La pérdida de la virginidad audiovisual

“El Gran Salón Olympia” -> Imagen publicada con autorización de Luis Fernando Cuéllar

Todo es ficción

Desde ese momento no he podido volver a verme una película en paz. Ni una sola. Bien sea que la vea en el cine, o en un televisor, en un bus, o en un avión. Nunca más ha habido tranquilidad para disfrutar de una proyección frente a la pantalla que sea. Y sí que he visto cine. Mucho cine. Es lo justo.

Perder la virginidad audiovisual (como he pretendido titular o rotular este estado) no significa otra cosa que desprenderse de la capacidad de sorprenderse en cualquier proyección audiovisual. Cuando aprendes a leer los códigos de comunicación de una película.

Me pasa que muchas veces me pongo a contar el número de planos que hay en una cinta. Otras leo el detalle de cada guión, otras tantas analizo los diálogos, encuadres, colores, matices, sonido, edición…. en fin, se vuelve una tarea de aprendizaje en la que a veces termino motivado más por el oficio que por la película misma. Muchos dicen: es lo justo. Yo digo que no es justo. No se si a todos le pase lo mismo, pero creo que entre más te metas en la tarea de aprender algo, más lo deberías disfrutar. Sí que disfruto ver y hacer lo audiovisual, pero muchas veces el tormento del “saber” ataca a puntos en los que la sorpresa a veces no llega. Ni con novelas o series gringas (lo he intentado).

Jornadas de proyecciones a ver si se me quita la pendejada se convierten en jornadas de aprendizaje audiovisual, de disfrute pasajero, pero muchas veces de tormento por tanto código de imagen.

Todo es realidad

Por eso mi tendencia documental. Leer y contar historias que me sacudan a cambio de no prevenciones estéticas o argumentales. No se si realmente la realidad supere la ficción, teniendo en cuenta los lugares y espacios soñados que montamos en nuestras vidas. Pero sí creo que la realidad realmente supera la ficción que me gusta consumir. Y no cualquier realidad (no Pirry, por favor).
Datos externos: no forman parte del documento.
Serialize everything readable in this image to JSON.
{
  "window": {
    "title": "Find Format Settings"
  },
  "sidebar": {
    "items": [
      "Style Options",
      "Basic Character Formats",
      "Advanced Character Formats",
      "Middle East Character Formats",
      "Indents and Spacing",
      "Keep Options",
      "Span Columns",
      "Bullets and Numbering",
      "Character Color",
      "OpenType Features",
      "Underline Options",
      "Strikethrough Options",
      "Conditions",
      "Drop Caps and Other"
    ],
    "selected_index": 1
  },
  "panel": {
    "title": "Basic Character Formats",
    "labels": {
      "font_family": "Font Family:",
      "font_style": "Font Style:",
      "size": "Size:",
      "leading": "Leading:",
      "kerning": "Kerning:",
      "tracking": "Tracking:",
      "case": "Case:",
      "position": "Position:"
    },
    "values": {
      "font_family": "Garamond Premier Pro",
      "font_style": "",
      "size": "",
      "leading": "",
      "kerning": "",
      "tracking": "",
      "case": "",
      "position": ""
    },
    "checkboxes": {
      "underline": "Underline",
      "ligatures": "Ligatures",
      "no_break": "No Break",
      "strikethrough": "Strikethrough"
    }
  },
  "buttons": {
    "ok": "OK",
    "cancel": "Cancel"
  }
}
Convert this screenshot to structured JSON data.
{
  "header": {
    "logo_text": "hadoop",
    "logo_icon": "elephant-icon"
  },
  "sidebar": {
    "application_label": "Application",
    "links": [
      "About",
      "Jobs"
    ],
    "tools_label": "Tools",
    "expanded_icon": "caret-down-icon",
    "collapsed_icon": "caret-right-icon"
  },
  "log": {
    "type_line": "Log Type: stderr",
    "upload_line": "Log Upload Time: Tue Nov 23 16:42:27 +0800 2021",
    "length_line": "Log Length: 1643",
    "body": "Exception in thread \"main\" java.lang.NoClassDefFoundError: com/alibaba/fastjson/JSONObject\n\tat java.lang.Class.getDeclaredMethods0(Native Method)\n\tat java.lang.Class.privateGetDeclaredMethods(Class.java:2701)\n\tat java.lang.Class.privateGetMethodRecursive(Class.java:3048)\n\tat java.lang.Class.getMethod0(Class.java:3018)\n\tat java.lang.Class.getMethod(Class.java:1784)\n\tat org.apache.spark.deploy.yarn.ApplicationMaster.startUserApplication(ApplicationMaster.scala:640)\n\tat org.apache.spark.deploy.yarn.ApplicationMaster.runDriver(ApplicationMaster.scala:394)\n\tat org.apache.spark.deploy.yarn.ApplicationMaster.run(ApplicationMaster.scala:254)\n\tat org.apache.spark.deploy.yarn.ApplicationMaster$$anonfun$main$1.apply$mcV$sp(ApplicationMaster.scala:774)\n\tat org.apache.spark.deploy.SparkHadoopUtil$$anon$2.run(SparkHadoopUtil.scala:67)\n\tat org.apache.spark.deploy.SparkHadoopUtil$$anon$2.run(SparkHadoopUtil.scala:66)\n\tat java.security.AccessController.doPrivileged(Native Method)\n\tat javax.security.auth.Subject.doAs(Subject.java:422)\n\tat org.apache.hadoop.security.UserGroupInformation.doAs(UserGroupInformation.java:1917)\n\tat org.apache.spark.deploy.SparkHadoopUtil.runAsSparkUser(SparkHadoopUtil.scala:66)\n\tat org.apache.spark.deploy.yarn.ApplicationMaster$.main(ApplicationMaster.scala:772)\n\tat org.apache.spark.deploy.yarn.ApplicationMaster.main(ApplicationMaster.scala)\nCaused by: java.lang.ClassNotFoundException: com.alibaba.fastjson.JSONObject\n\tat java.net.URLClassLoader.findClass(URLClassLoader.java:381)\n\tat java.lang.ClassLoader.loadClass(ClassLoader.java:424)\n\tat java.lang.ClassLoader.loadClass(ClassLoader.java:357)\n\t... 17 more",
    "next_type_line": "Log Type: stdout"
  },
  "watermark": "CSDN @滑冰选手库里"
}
No estoy diciendo que sepa mucho del tema, por el contrario me siento cada vez más ignorante. Simplemente estoy afirmando que al haber aprendido a leer e interpretar, he perdido mi capacidad de asombro y relax frente a una pantalla, la que sea.

¿y usted cuando perdió su virginidad en este tema? Si no lo ha hecho, lo felicito de corazón.